In einer belastenden Beziehung haben Sie mehr Dis-Stress als Eu-Stress. Dies führt zu einem permanent erhöhten Cortisolspiegel, besonders nach dem ersten Drittel der Beziehung.

Möglicherweise haben Sie bemerkt, dass Sie etwa ab den letzten zwei Dritteln einer solchen Beziehung zunehmend an Gedächtnislücken leiden. Dies liegt am zu lange erhöhten Cortisolspiegel, der den Hippocampus schädigt.

Die Gedächtnislücken vergehen wieder - sofern Sie nicht in die Rückfallfalle laufen oder sich einer ähnlich belastenden Beziehung zuwenden.

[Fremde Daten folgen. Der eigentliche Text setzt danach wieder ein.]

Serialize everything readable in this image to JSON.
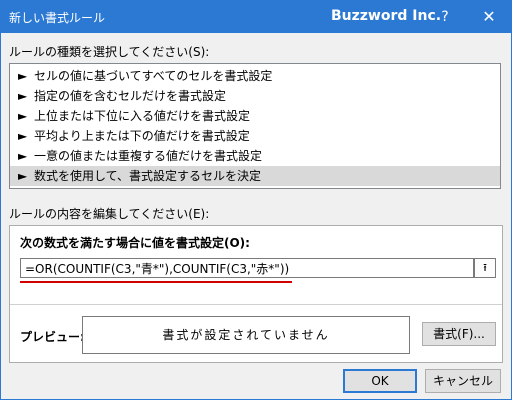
{
  "window": {
    "title": "新しい書式ルール",
    "brand": "Buzzword Inc.",
    "help_label": "?",
    "close_label": "✕"
  },
  "rule_type": {
    "label": "ルールの種類を選択してください(S):",
    "items": [
      {
        "label": "セルの値に基づいてすべてのセルを書式設定"
      },
      {
        "label": "指定の値を含むセルだけを書式設定"
      },
      {
        "label": "上位または下位に入る値だけを書式設定"
      },
      {
        "label": "平均より上または下の値だけを書式設定"
      },
      {
        "label": "一意の値または重複する値だけを書式設定"
      },
      {
        "label": "数式を使用して、書式設定するセルを決定"
      }
    ],
    "selected_index": 5,
    "arrow_glyph": "►"
  },
  "rule_content": {
    "label": "ルールの内容を編集してください(E):",
    "formula_label": "次の数式を満たす場合に値を書式設定(O):",
    "formula_value": "=OR(COUNTIF(C3,\"青*\"),COUNTIF(C3,\"赤*\"))",
    "collapse_icon_glyph": "⭱",
    "preview_label": "プレビュー:",
    "preview_text": "書式が設定されていません",
    "format_button_label": "書式(F)..."
  },
  "footer": {
    "ok_label": "OK",
    "cancel_label": "キャンセル"
  },
  "colors": {
    "accent": "#2b79d3",
    "underline": "#d00000",
    "selection": "#d9d9d9"
  }
}
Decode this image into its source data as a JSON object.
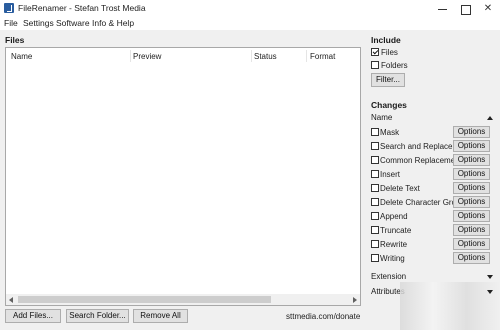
{
  "window": {
    "title": "FileRenamer - Stefan Trost Media"
  },
  "menu": [
    "File",
    "Settings",
    "Software",
    "Info & Help"
  ],
  "files": {
    "title": "Files",
    "columns": [
      "Name",
      "Preview",
      "Status",
      "Format"
    ]
  },
  "buttons": {
    "add": "Add Files...",
    "search": "Search Folder...",
    "remove": "Remove All"
  },
  "donate": "sttmedia.com/donate",
  "include": {
    "title": "Include",
    "files_label": "Files",
    "files_checked": true,
    "folders_label": "Folders",
    "folders_checked": false,
    "filter_label": "Filter..."
  },
  "changes": {
    "title": "Changes",
    "name_label": "Name",
    "options_label": "Options",
    "items": [
      "Mask",
      "Search and Replace",
      "Common Replacements",
      "Insert",
      "Delete Text",
      "Delete Character Groups",
      "Append",
      "Truncate",
      "Rewrite",
      "Writing"
    ],
    "extension_label": "Extension",
    "attributes_label": "Attributes"
  }
}
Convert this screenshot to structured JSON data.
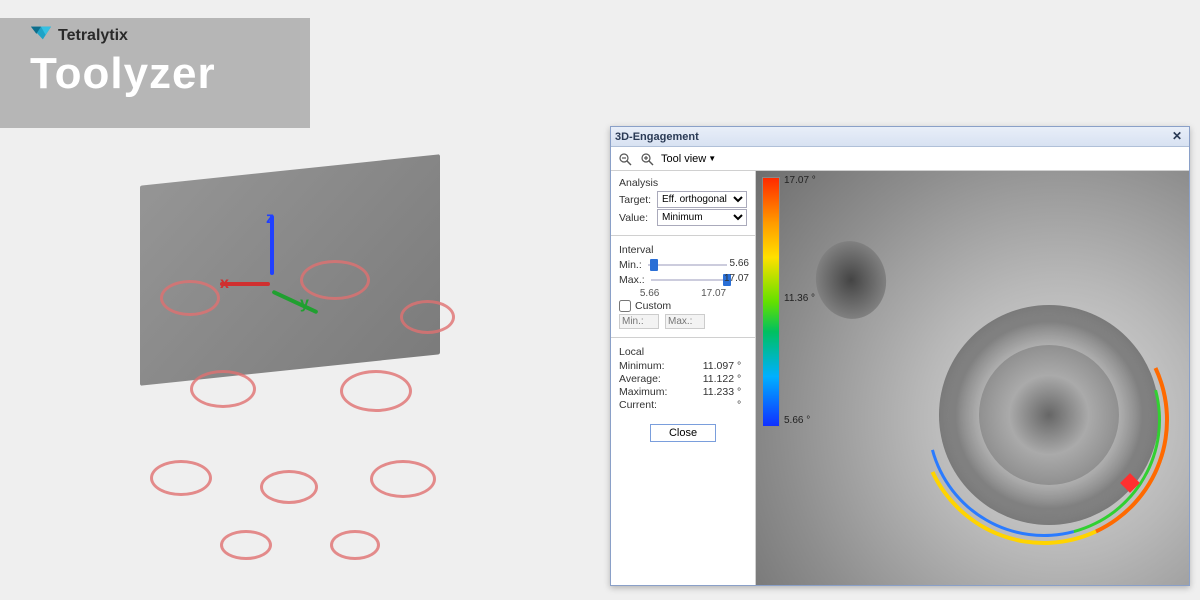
{
  "brand": {
    "company": "Tetralytix",
    "product": "Toolyzer"
  },
  "axes": {
    "x": "x",
    "y": "y",
    "z": "z"
  },
  "window": {
    "title": "3D-Engagement",
    "toolbar": {
      "view_label": "Tool view"
    },
    "analysis": {
      "section": "Analysis",
      "target_label": "Target:",
      "target_value": "Eff. orthogonal clearanc",
      "value_label": "Value:",
      "value_value": "Minimum"
    },
    "interval": {
      "section": "Interval",
      "min_label": "Min.:",
      "min_value": "5.66",
      "max_label": "Max.:",
      "max_value": "17.07",
      "lo": "5.66",
      "hi": "17.07",
      "custom_label": "Custom",
      "custom_min_ph": "Min.:",
      "custom_max_ph": "Max.:"
    },
    "local": {
      "section": "Local",
      "minimum_label": "Minimum:",
      "minimum_value": "11.097",
      "average_label": "Average:",
      "average_value": "11.122",
      "maximum_label": "Maximum:",
      "maximum_value": "11.233",
      "current_label": "Current:",
      "current_value": "",
      "unit": "°"
    },
    "close": "Close",
    "legend": {
      "top": "17.07 °",
      "mid": "11.36 °",
      "bot": "5.66 °"
    }
  }
}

In der Gesamtheit sind die Folgen deutlich:

  • Depression
  • Mattheit und Abgeschlagenheit
  • Veränderter biochemischer Stoffwechsel
  • Oft sozialer Rückzug

BereichKurzzeitiger StressChronischer Dis-Stress
ImmunsystemAktiviertKollabiert
CortisolReguliert AdrenalinSchädigt Hippocampus
GedächtnisNormalLücken, Flashbacks
OrganeKurzfristige AnpassungLangfristige Schädigung
PsycheErhöhte AufmerksamkeitDepression, Erschöpfung

Die Stressreaktion ist grundsätzlich ein lebenswichtiger Schutzmechanismus. Problematisch wird es erst, wenn der Stress chronisch wird und der Körper keine Erholungsphasen mehr hat.